My own professional experience about the dangers of filing bankruptcy without an attorney is validated by carefully analyzed data.
In my work as a bankruptcy attorney, I spend a fair amount of my time attending Chapter 7 “341 hearings” with my clients. That’s the usually straightforward 10-minute or so meeting with the bankruptcy trustee that everyone filing bankruptcy gets to go through a month or so after their case is filed. As I wait for my clients’ turn and listen to other hearings, I see the bad things that happen there to people who file bankruptcy without an attorney. I won’t go through a litany of horror stories here, but let me just say I’ve seen countless examples proving how dangerous it is to file a Chapter 7 bankruptcy without an attorney. Besides, I know how complicated bankruptcy laws and procedures are because that’s what I deal with day in and day out. Yet, I’ve always wondered: in actual fact, beyond my own professional knowledge and experience, how much more dangerous is it going without an attorney?

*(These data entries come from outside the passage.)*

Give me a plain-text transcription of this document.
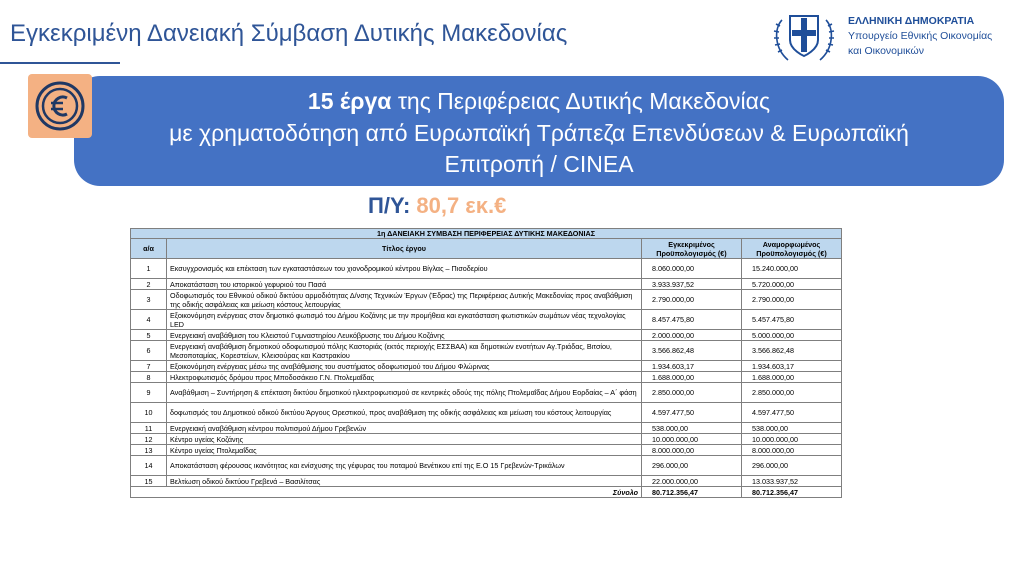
Εγκεκριμένη Δανειακή Σύμβαση Δυτικής Μακεδονίας	ΕΛΛΗΝΙΚΗ ΔΗΜΟΚΡΑΤΙΑ
Υπουργείο Εθνικής Οικονομίας
και Οικονομικών
15 έργα της Περιφέρειας Δυτικής Μακεδονίας
με χρηματοδότηση από Ευρωπαϊκή Τράπεζα Επενδύσεων & Ευρωπαϊκή
Επιτροπή / CINEA
Π/Υ: 80,7 εκ.€
1η ΔΑΝΕΙΑΚΗ ΣΥΜΒΑΣΗ ΠΕΡΙΦΕΡΕΙΑΣ ΔΥΤΙΚΗΣ ΜΑΚΕΔΟΝΙΑΣ			
α/α	Τίτλος έργου	Εγκεκριμένος Προϋπολογισμός (€)	Αναμορφωμένος Προϋπολογισμός (€)
1	Εκσυγχρονισμός και επέκταση των εγκαταστάσεων του χιονοδρομικού κέντρου Βίγλας – Πισοδερίου	8.060.000,00	15.240.000,00
2	Αποκατάσταση του ιστορικού γεφυριού του Πασά	3.933.937,52	5.720.000,00
3	Οδοφωτισμός του Εθνικού οδικού δικτύου αρμοδιότητας Δ/νσης Τεχνικών Έργων (Έδρας) της Περιφέρειας Δυτικής Μακεδονίας προς αναβάθμιση της οδικής ασφάλειας και μείωση κόστους λειτουργίας	2.790.000,00	2.790.000,00
4	Εξοικονόμηση ενέργειας στον δημοτικό φωτισμό του Δήμου Κοζάνης με την προμήθεια και εγκατάσταση φωτιστικών σωμάτων νέας τεχνολογίας LED	8.457.475,80	5.457.475,80
5	Ενεργειακή αναβάθμιση του Κλειστού Γυμναστηρίου Λευκόβρυσης του Δήμου Κοζάνης	2.000.000,00	5.000.000,00
6	Ενεργειακή αναβάθμιση δημοτικού οδοφωτισμού πόλης Καστοριάς (εκτός περιοχής ΕΣΣΒΑΑ) και δημοτικών ενοτήτων Αγ.Τριάδας, Βιτσίου, Μεσοποταμίας, Κορεστείων, Κλεισούρας και Καστρακίου	3.566.862,48	3.566.862,48
7	Εξοικονόμηση ενέργειας μέσω της αναβάθμισης του συστήματος οδοφωτισμού του Δήμου Φλώρινας	1.934.603,17	1.934.603,17
8	Ηλεκτροφωτισμός δρόμου προς Μποδοσάκειο Γ.Ν. Πτολεμαΐδας	1.688.000,00	1.688.000,00
9	Αναβάθμιση – Συντήρηση & επέκταση δικτύου δημοτικού ηλεκτροφωτισμού σε κεντρικές οδούς της πόλης Πτολεμαΐδας Δήμου Εορδαίας – Α΄ φάση	2.850.000,00	2.850.000,00
10	δοφωτισμός του Δημοτικού οδικού δικτύου Άργους Ορεστικού, προς αναβάθμιση της οδικής ασφάλειας και μείωση του κόστους λειτουργίας	4.597.477,50	4.597.477,50
11	Ενεργειακή αναβάθμιση κέντρου πολιτισμού Δήμου Γρεβενών	538.000,00	538.000,00
12	Κέντρο υγείας Κοζάνης	10.000.000,00	10.000.000,00
13	Κέντρο υγείας Πτολεμαΐδας	8.000.000,00	8.000.000,00
14	Αποκατάσταση φέρουσας ικανότητας και ενίσχυσης της γέφυρας του ποταμού Βενέτικου επί της Ε.Ο 15 Γρεβενών-Τρικάλων	296.000,00	296.000,00
15	Βελτίωση οδικού δικτύου Γρεβενά – Βασιλίτσας	22.000.000,00	13.033.937,52
Σύνολο		80.712.356,47	80.712.356,47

This question is addressed, among many others about the current state of bankruptcy, by a book that was published just a few weeks ago, Broke: How Debt Bankrupts the Middle Class. A compilation of articles by respected scholars, one of the chapters focuses on “pro se” filers (those without attorneys). The author of this chapter, Asst. Professor Angela K. Littwin of the University of Texas School of Law, analyzed data from the Consumer Bankruptcy Project, “the leading [ongoing] national study of consumer bankruptcy for nearly 30 years.” She concluded “that pro se filers were significantly more likely to have their cases dismissed than their represented counterparts.”

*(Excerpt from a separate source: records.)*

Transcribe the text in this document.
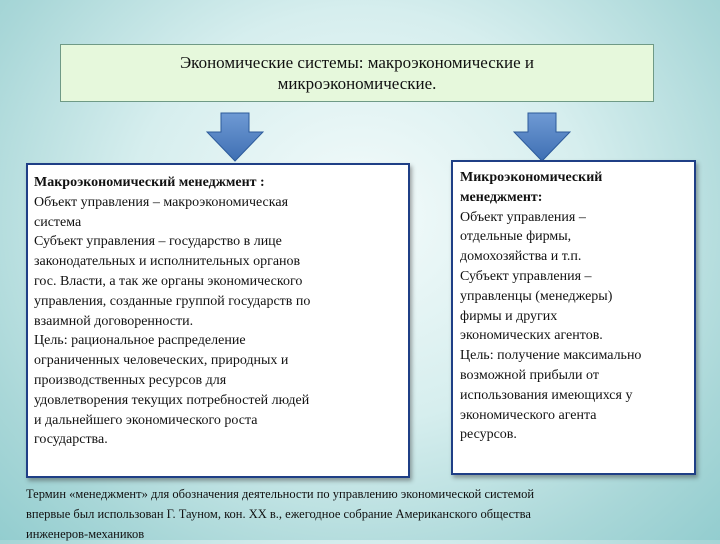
Экономические системы: макроэкономические и
микроэкономические.
Макроэкономический менеджмент :
Объект управления – макроэкономическая
система
Субъект управления – государство в лице
законодательных и исполнительных органов
гос. Власти, а так же органы экономического
управления, созданные группой государств по
взаимной договоренности.
Цель: рациональное распределение
ограниченных человеческих, природных и
производственных ресурсов для
удовлетворения текущих потребностей людей
и дальнейшего экономического роста
государства.
Микроэкономический
менеджмент:
Объект управления –
отдельные фирмы,
домохозяйства и т.п.
Субъект управления –
управленцы (менеджеры)
фирмы и других
экономических агентов.
Цель: получение максимально
возможной прибыли от
использования имеющихся у
экономического агента
ресурсов.
Термин «менеджмент» для обозначения деятельности по управлению экономической системой
впервые был использован Г. Тауном, кон. XX в., ежегодное собрание Американского общества
инженеров-механиков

I haven’t yet gotten my hands on that book for the statistical details there, but in another closely related study from last year, Prof. Littwin concluded that “17.6 percent of unrepresented debtors had their cases dismissed or converted” to Chapter 13, [while] only 1.9 percent of debtors with lawyers met this fate.” Even after controlling for other factors such as “education, race and ethnicity, income, age, homeownership, prior bankruptcy, whether the debtor had any nonminimal unencumbered assets at the time of the filing,” “represented debtors were almost ten times more likely to receive a discharge than their pro se counterparts.”
In her carefully understated and scholarly appropriate way, Prof. Littwin concluded that “there may always be additional unobservable factors for which I cannot control… [b]ut this analysis suggests that filing pro se dramatically escalates the chance that a Chapter 7 bankruptcy will not provide a person with debt relief.”